Russia extends support to Assad in Syrian civil war

By bne IntelliNews September 10, 2015

bne IntelliNews -

 

Russia has deployed military forces in Syria in support of government troops, media reports citing US and regional sources said on September 9, although the extent of the involvement and whether this already entailed combat operations remained unclear.

Unnamed US officials told Reuters that Russia has sent naval infantry and hardware to Syria, including two tank landing ships and aircraft in the past days. One suggested their objective was to prepare an airfield near the port city of Latakia, a stronghold of Syrian president and Russian ally Bashar al Assad. 

There was no confirmation that Russian units have yet engaged IS and other groups opposing the government in Damascus. However, there is speculation that special forces may already be active on the ground, and US comments carried by Reuters suggested that Russian forces have to some extent gone on the offensive or are preparing to do so.

"The Russians are no longer just advisers," said one US official, speaking on condition of anonimity. "The Russians have decided to join the war against terrorism."

The agency quoted a senior US official as saying Washington had detected "worrisome preparatory steps", including transportation of prefabricated accommodation for hundreds of people to a Syrian airfield, which may signal that Russia is gearing up to deploy heavy military assets there.

Moscow has confirmed that it has "experts" on the ground but declined to specify the numbers and scope of its military presence in the conflict zone. Kremlin spokesman Dmitry Peskov said the Russian Foreign Ministry has provided full information on the Russian military who allegedly were dispatched to Syria.

The ministry's spokesperson Maria Zakharova said Russia has military specialists in Syria helping the Syrians master defence equipment manufactured at Russian factories, TASS news agency reported. The ministry also said Moscow would consider further military measures to combat terrorism in Syria if it deemed them necessary.

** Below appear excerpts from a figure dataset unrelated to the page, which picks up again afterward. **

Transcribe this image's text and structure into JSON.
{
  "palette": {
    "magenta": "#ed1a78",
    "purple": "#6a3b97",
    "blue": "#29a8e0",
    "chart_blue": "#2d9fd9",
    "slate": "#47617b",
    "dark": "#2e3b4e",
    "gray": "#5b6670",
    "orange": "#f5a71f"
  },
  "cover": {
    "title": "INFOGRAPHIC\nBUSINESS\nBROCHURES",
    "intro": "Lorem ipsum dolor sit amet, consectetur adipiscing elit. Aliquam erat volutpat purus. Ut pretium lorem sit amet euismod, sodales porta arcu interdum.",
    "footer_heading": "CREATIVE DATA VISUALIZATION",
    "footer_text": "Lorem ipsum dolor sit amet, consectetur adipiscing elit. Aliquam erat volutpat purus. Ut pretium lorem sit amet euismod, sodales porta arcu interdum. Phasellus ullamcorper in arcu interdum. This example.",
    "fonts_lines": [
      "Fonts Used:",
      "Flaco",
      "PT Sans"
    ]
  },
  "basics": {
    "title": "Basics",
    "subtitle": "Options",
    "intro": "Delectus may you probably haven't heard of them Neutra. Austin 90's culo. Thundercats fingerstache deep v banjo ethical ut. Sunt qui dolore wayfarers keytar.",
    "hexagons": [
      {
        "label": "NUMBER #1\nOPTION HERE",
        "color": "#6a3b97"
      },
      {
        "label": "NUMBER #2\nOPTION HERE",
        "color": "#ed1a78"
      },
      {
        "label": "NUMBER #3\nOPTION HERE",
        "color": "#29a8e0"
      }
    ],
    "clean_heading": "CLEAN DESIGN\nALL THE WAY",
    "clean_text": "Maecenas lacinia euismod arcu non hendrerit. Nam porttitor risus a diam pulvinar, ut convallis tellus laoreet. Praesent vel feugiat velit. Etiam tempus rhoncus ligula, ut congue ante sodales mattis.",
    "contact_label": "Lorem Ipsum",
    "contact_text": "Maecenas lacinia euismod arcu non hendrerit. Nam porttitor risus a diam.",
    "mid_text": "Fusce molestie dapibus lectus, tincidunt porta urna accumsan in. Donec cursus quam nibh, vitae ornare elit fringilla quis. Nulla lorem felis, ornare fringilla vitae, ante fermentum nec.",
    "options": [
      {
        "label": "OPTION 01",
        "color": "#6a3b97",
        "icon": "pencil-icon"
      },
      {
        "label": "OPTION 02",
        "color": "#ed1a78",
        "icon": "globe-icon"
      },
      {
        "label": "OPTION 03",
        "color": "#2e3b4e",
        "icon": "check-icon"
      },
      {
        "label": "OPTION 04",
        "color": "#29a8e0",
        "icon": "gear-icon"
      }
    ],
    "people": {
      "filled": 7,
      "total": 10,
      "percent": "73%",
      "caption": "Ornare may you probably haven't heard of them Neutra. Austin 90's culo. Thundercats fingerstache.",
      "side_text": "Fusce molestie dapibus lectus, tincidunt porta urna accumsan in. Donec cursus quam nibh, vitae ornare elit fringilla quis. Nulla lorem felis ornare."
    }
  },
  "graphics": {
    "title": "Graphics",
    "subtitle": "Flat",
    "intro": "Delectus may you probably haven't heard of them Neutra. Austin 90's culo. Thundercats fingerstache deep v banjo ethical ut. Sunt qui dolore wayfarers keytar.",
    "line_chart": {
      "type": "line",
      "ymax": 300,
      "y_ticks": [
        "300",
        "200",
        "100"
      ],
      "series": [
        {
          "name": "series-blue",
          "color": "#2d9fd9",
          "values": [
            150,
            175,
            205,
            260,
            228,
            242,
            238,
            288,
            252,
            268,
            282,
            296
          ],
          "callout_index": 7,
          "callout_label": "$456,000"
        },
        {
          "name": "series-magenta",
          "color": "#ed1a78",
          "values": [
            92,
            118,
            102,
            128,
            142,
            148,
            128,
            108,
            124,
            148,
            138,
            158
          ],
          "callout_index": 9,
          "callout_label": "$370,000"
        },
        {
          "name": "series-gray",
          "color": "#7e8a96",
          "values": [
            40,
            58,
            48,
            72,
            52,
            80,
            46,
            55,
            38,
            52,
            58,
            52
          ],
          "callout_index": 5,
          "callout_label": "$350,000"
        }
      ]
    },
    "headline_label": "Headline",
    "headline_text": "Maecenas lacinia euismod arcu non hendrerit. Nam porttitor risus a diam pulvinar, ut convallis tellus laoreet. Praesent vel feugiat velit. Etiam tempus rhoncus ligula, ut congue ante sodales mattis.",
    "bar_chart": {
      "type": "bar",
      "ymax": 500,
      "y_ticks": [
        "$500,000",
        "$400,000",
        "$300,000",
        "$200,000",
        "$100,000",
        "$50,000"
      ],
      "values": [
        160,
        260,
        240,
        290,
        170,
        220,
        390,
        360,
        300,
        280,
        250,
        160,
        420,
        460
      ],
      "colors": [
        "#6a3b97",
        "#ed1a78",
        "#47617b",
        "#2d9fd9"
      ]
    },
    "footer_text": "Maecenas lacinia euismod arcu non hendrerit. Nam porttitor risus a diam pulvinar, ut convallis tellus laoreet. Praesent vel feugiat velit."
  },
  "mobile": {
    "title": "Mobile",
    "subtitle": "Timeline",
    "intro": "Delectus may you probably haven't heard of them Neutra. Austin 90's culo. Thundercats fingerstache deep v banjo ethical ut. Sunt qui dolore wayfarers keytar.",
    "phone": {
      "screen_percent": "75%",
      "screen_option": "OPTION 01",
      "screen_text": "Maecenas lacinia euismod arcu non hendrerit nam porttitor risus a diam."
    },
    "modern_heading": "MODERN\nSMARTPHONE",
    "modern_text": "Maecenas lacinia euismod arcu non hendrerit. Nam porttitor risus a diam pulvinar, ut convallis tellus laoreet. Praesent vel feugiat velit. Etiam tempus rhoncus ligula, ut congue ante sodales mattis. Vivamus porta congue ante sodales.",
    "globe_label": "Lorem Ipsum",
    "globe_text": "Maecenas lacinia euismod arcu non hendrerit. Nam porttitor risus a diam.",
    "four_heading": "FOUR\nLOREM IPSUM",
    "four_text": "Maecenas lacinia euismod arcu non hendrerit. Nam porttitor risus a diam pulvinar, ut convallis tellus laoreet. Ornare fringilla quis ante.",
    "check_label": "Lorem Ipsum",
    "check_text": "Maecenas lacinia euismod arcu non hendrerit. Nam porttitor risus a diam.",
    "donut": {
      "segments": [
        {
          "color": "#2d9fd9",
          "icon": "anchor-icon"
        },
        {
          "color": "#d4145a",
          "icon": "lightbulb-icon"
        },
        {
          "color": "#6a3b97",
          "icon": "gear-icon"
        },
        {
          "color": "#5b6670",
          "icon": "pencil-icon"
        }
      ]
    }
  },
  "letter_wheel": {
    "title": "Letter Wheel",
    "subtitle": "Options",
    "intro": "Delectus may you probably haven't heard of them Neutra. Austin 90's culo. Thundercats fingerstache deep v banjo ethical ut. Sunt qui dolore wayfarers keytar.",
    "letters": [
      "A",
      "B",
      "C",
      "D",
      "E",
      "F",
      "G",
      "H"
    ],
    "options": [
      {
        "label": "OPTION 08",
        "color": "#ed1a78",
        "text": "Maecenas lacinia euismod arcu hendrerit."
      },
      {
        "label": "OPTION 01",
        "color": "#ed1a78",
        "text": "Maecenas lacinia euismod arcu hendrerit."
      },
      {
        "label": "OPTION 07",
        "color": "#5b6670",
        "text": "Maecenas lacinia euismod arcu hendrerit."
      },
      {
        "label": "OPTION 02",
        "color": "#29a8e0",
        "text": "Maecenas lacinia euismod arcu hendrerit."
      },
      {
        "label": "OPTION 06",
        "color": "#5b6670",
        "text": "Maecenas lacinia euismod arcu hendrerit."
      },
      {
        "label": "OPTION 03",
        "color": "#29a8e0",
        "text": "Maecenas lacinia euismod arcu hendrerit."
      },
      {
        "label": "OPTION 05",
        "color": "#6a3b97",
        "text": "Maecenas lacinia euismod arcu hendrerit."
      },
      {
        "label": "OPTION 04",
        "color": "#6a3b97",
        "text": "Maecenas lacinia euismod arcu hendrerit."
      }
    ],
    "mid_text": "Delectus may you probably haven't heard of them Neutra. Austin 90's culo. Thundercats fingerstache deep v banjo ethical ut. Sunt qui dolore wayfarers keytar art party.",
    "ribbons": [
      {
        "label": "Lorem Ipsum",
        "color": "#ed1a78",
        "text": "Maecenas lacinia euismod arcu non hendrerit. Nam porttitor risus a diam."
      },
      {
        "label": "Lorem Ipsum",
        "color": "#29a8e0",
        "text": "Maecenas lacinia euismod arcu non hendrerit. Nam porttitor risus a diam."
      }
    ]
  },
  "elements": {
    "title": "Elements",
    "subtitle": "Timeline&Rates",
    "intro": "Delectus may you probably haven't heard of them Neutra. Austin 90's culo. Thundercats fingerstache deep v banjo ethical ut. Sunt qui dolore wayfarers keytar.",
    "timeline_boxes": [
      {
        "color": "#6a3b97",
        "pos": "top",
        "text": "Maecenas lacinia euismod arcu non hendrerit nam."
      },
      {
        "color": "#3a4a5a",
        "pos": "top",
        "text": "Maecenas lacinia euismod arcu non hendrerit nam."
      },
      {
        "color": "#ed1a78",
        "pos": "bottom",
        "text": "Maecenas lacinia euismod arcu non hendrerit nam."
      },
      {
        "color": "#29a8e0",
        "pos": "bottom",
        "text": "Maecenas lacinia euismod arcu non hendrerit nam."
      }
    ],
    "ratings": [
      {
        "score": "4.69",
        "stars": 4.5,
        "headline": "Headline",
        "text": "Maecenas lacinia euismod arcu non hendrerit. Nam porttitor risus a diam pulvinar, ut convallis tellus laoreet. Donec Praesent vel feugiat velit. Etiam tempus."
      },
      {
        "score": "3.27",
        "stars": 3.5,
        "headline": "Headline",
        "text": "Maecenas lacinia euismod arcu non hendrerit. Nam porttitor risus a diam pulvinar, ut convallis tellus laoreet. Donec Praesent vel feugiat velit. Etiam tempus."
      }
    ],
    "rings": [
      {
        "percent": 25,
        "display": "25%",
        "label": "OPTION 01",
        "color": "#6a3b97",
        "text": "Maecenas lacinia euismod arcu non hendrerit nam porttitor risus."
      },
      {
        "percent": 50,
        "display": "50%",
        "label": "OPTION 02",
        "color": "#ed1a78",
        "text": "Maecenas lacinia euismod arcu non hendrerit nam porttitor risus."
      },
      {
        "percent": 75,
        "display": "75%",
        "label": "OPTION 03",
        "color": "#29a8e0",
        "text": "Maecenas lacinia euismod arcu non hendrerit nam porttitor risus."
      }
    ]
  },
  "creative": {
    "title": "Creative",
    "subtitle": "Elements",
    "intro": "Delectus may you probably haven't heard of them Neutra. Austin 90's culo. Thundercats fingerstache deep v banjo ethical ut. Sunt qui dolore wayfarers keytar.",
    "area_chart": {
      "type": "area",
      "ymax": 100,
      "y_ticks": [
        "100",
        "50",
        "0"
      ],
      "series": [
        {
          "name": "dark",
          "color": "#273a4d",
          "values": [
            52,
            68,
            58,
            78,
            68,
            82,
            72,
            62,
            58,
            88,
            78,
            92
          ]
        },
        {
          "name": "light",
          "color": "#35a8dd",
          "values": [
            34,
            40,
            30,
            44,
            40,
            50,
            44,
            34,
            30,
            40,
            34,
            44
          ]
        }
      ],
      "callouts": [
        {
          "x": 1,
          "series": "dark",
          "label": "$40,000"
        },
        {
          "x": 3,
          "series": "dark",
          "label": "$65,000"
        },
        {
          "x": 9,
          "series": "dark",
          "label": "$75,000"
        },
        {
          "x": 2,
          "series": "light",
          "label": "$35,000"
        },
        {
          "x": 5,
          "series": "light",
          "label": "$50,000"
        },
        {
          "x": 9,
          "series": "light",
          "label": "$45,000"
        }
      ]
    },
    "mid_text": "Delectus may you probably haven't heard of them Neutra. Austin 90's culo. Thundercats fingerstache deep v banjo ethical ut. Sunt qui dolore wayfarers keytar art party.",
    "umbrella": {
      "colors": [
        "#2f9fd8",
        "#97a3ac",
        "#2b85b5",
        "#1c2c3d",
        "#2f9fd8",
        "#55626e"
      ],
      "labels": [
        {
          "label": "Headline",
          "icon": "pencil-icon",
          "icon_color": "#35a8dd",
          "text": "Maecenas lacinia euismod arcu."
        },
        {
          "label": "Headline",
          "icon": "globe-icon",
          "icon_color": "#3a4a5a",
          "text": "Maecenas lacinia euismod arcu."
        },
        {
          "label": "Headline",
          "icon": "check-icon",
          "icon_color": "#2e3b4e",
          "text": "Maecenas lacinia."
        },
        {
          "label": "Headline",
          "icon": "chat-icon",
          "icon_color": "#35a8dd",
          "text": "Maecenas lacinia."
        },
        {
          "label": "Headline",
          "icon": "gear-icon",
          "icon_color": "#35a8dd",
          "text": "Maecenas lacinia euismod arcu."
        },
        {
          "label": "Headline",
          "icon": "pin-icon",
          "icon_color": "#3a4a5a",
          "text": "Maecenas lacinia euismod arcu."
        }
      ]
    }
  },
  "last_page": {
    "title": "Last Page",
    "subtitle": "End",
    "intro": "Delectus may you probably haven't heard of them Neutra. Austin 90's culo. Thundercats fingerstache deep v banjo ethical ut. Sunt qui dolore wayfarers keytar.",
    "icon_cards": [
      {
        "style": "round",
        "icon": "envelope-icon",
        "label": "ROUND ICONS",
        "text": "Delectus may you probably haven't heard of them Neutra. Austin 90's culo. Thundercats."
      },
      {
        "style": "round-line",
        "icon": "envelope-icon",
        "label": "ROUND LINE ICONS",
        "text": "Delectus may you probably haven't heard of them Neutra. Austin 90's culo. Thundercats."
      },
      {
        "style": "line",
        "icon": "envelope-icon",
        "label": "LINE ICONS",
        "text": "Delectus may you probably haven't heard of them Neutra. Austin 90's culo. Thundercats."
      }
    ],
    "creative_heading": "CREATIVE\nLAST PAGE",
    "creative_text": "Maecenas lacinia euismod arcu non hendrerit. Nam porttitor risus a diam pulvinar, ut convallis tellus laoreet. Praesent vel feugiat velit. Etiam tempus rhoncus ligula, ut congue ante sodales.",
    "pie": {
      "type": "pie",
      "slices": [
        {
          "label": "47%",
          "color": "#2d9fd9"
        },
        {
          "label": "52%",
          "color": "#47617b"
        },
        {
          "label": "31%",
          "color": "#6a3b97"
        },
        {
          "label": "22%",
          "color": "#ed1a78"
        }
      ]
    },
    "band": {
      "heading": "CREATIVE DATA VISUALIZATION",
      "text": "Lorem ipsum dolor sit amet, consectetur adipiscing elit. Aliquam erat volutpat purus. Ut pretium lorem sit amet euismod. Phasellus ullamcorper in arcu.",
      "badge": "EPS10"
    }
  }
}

Two Lebanese sources cited by Reuters said the Russians were setting up two bases in Syria, one by the coast and one further inland to serve as an operations base.

Despite international pressure, Russia maintains its longstanding support of Assad in Syria's four-year-old civil war that has resulted in the deaths of some 250,000 people and forced half of Syria's population of 23mn people from their homes. 

Washington has urged outlying countries to deny their air space to Russian flights heading towards Syria, a move that Moscow on September 9 called "international boorishness".

Bulgarian has upheld its ban on Russian military flights through its air space after several large transporter aircraft flew to the Middle Eastern country with suspect cargoes. Bulgaria did allow passage to a Russian plane flying diplomats to Syria on September 7, the Foreign Ministry in Sofia said in a statement two days later. 

Greece also received a request from Washington to close air traffic to Russian aircraft making flights to Syria with humanitarian cargoes.

Meanwhile, German Foreign Minister Frank-Walter Steinmeier warned Russia against increasing its military intervention in Syria, saying the nuclear deal with Iran and new UN initiatives provided a channel for resolving the conflict by political means.

By contrast, and echoing earlier calls by the Russian leadership for a united front against IS and other terrorist threats, the head of the Moscow-based Federation Council’s international affairs committee, Konstantin Kosachev, appealed to Washington and Brussels to cease trying to overthrow Assad at any price for the sake of joint efforts against terrorism. 

"Members of the anti-Syrian coalition should renounce their exorbitant geopolitical ambitions, hear the voice of reason and turn on their survival instinct," Kosachev wrote on his Facebook page on September 9. "It is time to understand that the main threats in this region [Middle East] are not authoritarian regimes but civil wars and terrorism, the road to which is paved by West's good intentions," he noted. Kosachev added that "the price of not understanding this is increasing first of all for Europe every day, with every person killed, with every refugee".